42500 CHAMBON-FEUGEROLLES
représentée par la SCP LAFFLY-WICKY, avoués à la Cour
assistée de Me Célia DUMAS, avocat au barreau de SAINT-ETIENNE
(bénéficie d'une aide juridictionnelle Partielle numéro 2010/ 32205 du 06/ 01/ 2011 accordée par le bureau d'aide juridictionnelle de LYON)
INTIME :
M. Yvan Y...
né le 07 Avril 1972 à SAINT-ETIENNE (42030)
...
03500 LORIGES
représenté par la SCP AGUIRAUD NOUVELLET, avoués à la Cour
assisté de Me GERMAIN-BONNE, avocat au barreau de
(bénéficie d'une aide juridictionnelle Totale numéro 2010/ 29850 du 16/ 12/ 2010 accordée par le bureau d'aide juridictionnelle de LYON)
Date de clôture de l'instruction : 26 Septembre 2011
Date des plaidoiries tenues en Chambre du Conseil : 20 Octobre 2011
Date de mise à disposition : 21 Novembre 2011
Composition de la Cour lors des débats et du délibéré :
- Anne Marie DURAND, président
-Catherine CLERC, conseiller
-Isabelle BORDENAVE, conseiller
assistée pendant les débats de Christine SENTIS, greffier
A l'audience, Catherine CLERC a fait le rapport, conformément à l'article 785 du code de procédure civile.
Arrêt Contradictoire rendu publiquement par mise à disposition au greffe de la cour d'appel, les parties en ayant été préalablement avisées dans les conditions prévues à l'article 450 alinéa 2 du code de procédure civile,
Signé par Anne Marie DURAND, président, et par Anne-Marie BENOIT, greffier, auquel la minute a été remise par le magistrat signataire.
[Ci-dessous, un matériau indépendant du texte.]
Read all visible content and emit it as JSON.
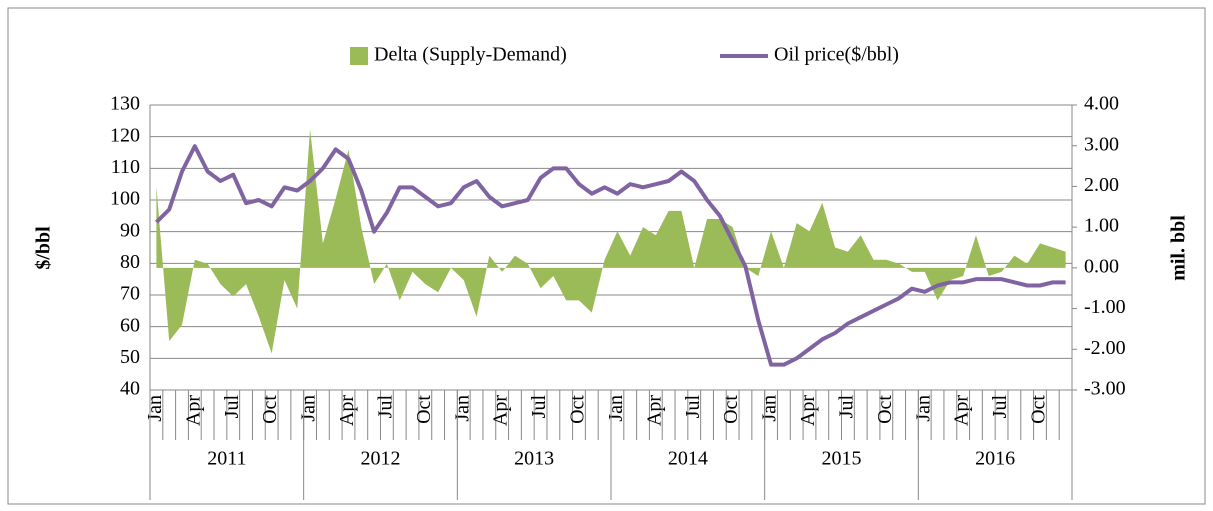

Monsieur Y... et Madame X... se sont mariés le 30 juin 2001 à CHAMBON FEUGEROLLES (42) sans contrat préalable, et ont eu deux enfants :
- Samantha née le 14 mai 2002
- Anthony né le 6 juillet 2004
Le 21 septembre 2011 Madame X... a régularisé un appel général à l'encontre d'un jugement rendu contradictoirement le 20 juillet 2010 par le juge aux affaires familiales du Tribunal de Grande Instance de SAINT ETIENNE qui a :
- prononcé le divorce des époux sur le fondement de l'article 233 du code civil et ordonné les formalités légales de transcription
-fixé les effets du divorce entre les époux au 1er mars 2009
- ordonné la liquidation et le partage des intérêts patrimoniaux des époux
-débouté Madame X... de sa demande fondée sur le second alinéa de l'article 264 du code civil
-débouté Madame X... de sa demande de prestation compensatoire
-maintenu l'exercice en commun de l'autorité parentale sur les enfants mineurs
-fixé la résidence habituelle des enfants communs chez la mère
-organisé au profit du père un droit de visite et d'hébergement amiable et à défaut d'accord, les fins de semaines paires de l'année, du vendredi soir 20 heures au dimanche 19 heures avec le bénéfice du jour férié suivant ou précédant la fin de semaine considérée outre la moitié des vacances scolaires de plus de cinq jours, selon l'alternance des années paires (première moitié) et impaires (deuxième moitié) à charge pour le père d'assumer les trajets
-condamné le père à payer à la mère une pension alimentaire mensuelle indexée de 180 € pour l'entretien et l'éducation des enfants (90 € x 2)
- dit que chacune des parties supporterait la moitié des dépens, Monsieur Y... étant dispensé du remboursement des sommes exposées par l'Etat au titre de l'aide juridictionnelle.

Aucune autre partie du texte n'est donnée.